Spiralling costs have been caused as much as anything by advances in medicine. Cancers that were untreatable 30 years ago, now stand a good chance of being cured. Cancer treatment, however, takes 7 per cent of the total NHS budget of pounds 32 billion a year. Heart bypass operations only began in the 1970s, but this year there will be 25,000. Transplants are increasingly performed, but hugely expensive. A heart operation costs the NHS pounds 28,000.
As drugs and medical technology improve, so people live longer. The number of people living beyond their 65th birthdays is expected to rise steadily through the first half of the next century and the proportion of working population supporting the pensioners will shrink. The strain on the NHS will rise and the debate on the quality of funding of care for the elderly will intensify.
Last week the debate was laid bare in a report from the think tank Healthcare 2000, sponsored by the pharmaceutical industry. Led by Sir Duncan Nichol, former NHS chief executive and now a non-executive director of private medical insurer BUPA, the report concluded that the NHS could no longer fund a comprehensive, free service to all.

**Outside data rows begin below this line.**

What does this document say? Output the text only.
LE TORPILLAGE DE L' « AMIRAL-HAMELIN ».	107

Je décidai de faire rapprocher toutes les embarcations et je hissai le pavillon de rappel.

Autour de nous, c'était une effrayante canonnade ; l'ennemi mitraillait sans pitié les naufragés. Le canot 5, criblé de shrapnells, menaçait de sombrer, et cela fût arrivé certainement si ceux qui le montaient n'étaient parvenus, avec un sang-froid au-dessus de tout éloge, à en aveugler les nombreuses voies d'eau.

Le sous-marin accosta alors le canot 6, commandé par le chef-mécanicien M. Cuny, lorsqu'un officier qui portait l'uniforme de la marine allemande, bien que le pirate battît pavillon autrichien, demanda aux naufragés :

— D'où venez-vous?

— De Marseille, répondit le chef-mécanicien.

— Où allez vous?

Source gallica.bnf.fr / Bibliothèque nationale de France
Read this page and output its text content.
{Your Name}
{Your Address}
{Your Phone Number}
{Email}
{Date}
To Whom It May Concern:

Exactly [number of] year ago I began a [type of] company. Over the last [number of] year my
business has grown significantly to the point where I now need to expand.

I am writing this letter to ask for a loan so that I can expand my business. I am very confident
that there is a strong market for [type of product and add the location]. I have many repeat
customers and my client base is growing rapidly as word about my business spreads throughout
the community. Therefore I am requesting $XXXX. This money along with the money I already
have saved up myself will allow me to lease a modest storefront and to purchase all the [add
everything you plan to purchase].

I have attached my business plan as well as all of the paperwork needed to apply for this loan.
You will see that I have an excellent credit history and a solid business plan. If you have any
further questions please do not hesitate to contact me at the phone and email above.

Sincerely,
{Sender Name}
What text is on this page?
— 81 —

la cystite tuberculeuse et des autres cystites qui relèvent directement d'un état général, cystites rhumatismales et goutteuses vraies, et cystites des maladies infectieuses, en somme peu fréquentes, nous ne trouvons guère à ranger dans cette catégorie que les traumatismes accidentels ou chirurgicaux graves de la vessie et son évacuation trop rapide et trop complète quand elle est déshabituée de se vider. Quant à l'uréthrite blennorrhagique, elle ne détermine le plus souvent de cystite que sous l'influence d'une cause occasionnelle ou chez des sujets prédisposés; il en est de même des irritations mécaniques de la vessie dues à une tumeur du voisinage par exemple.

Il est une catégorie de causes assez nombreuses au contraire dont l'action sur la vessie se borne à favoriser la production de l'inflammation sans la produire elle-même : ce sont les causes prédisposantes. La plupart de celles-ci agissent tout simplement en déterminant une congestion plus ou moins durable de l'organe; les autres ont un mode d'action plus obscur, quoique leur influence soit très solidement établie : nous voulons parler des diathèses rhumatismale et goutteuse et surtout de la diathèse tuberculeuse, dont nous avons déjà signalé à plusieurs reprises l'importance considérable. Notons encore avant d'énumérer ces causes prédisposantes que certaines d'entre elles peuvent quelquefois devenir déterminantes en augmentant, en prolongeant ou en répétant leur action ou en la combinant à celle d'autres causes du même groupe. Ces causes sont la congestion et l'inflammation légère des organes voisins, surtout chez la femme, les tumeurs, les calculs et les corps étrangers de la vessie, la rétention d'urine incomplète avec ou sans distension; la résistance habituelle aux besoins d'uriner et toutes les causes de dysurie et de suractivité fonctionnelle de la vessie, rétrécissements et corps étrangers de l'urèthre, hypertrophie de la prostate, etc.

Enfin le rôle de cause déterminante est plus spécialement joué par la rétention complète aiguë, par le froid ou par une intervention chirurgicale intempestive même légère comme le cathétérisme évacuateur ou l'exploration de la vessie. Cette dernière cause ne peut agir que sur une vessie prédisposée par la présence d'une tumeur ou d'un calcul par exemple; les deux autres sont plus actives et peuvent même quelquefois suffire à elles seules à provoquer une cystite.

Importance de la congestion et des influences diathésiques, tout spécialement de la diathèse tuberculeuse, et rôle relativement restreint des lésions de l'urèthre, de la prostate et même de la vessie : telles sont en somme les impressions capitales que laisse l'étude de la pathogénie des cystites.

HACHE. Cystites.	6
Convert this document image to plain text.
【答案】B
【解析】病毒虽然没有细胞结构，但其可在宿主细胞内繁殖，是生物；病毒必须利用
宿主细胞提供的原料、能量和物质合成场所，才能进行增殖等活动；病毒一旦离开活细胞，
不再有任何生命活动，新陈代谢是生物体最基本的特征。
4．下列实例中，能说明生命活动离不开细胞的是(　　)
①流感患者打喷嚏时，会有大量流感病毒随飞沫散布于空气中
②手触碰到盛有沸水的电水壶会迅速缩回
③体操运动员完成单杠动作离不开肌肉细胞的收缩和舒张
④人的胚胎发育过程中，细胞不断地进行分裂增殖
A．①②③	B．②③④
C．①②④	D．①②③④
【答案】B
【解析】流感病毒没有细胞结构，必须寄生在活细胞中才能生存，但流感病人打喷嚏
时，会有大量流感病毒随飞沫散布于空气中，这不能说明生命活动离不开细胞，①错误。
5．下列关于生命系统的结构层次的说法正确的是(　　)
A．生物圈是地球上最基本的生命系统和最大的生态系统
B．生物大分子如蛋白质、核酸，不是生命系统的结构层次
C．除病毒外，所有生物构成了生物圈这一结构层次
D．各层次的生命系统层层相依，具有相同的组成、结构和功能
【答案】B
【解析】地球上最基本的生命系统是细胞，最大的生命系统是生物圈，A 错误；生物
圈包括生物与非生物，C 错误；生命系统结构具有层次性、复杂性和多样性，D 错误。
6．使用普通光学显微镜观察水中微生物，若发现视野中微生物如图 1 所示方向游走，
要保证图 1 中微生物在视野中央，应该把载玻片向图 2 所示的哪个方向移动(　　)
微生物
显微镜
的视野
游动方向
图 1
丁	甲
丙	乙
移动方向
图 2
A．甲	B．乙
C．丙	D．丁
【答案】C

While it found no conclusive evidence that the NHS was underfunded, it said that international comparisons, explicit rationing of some health services and public opinion "lead us to conclude there is a gap between resources and demand which shows signs of increasing". It added that putting up taxes would not be enough to plug the gap. One answer, it suggested was "increased private expenditure through, for example, an extension of user charges and patient co-payments".
Health Secretary Stephen Dorrell was quick to quosh the notion of a two tier NHS where better off patients paid for better service. He insisted that access to healthcare should not be determined by the size of a person's wallet, but he admitted that if the NHS was to remain a tax funded service, decisions about priorities would have to be made.
Despite increasing public anxiety over the state of the NHS, there has not been a stampede to the private sector. Commitment to the principles of the NHS and the cost of private medicine are the chief causes. Numbers of people with private insurance (PMI) grew from 3 million in 1980 to 6.5 million by 1990 and has remained largely static since. The latest Review of Private Healthcare from Laing & Buisson showed a 4 per cent rise in 1994 in numbers of medically insured to 6.6 million, the first measurable rise since the beginning of the 1990s.
Some providers of PMI do not expect to see much growth over the next five years. Peter Dalby, managing director of Prime Health, believes the recession , high unemployment, insecurity and the imposition of insurance premium tax have conspired to limit the expansion of the industry. Another adverse factor is the re-emergence of a high rate of medical inflation which is currently running at between 10 and 14 per cent. Mr. Dalby pointed out that while underlying medical inflation was running at 3 to 4 per cent the incidence of claims and the use of more high tech tests and precedures caused total medical costs to rise at a significantly higher rate.
Insurers have responded by marketing budget plans, which make PMI more affordable. But Mr. Dalby believes the exclusions and limits of these policies have brought them into disrepute with the public. Prime Health has responded by revamping its Primecare full cover benefits at prices it believes are affordable to people who previously could only have considered a budget plan. Its features include a 50 per cent no claims discount and no permanent exclusion of pre-existing conditions.
Tim Baker, commercial director of Norwich Union Healthcare, believes there is a strong underlying demand which will lead to real growth in the long term. But in the short term he says that spending on PMI is linked to the consumer economy and that at present is flat.
Laing & Buisson is more upbeat. It projects that nine million people will have PMI policies by the turn of the century. However it also points out that the hoped for co-operation between public and private sectors is not taking off. Less than 5 per cent of independent hospital revenue came from the NHS and despite continued Department of Health promotion of the Public Finance Initiative, there is unlikely to be any major shift within the NHS towards `outsourcing' of core acute treatment this side of the next general election, the Laing review concludes.
The NHS share of private patient business has crept up in recent years. With 1400 pay beds in NHS hospitals, the NHS share rose to 15.1 per cent last year from 11.2 per cent in 1988.
Although there has been no rush to the private sector in the past five years, there has been strong growth in the number and type of policies on offer. Once BUPA, PPP and WPA, the three provident associations, had the field to themselves. Now there are some 30 insurers, many from overseas, offering 400 variations of policy.
PMI is not the only private health cover available, MME or major medical expenses insurance pays out a cash lump sum if the policyholder has to undergo surgery. Hospital cash plans pay out a cash lump sum for each day spent as a patient in either an NHS or a private hospital. Permanent health insurance (PHI) replaces income if the policyholder is off work for a long time. Critical illness insurance pays out a lump sum on diagnosis of specified illnesses like cancer or a stroke. Long term care insurance, aimed mainly at the elderly, pays an income to be used for nursing home bills.
Finally there is the pay as you go option. Because of the cost of insurance, many people prefer to pray for good health and pay for private operations as and when they are needed. Nuffield, the private hospital group, is offering up to one year's interest free credit to pay for treatment provided patients can put up a 10 per cent deposit.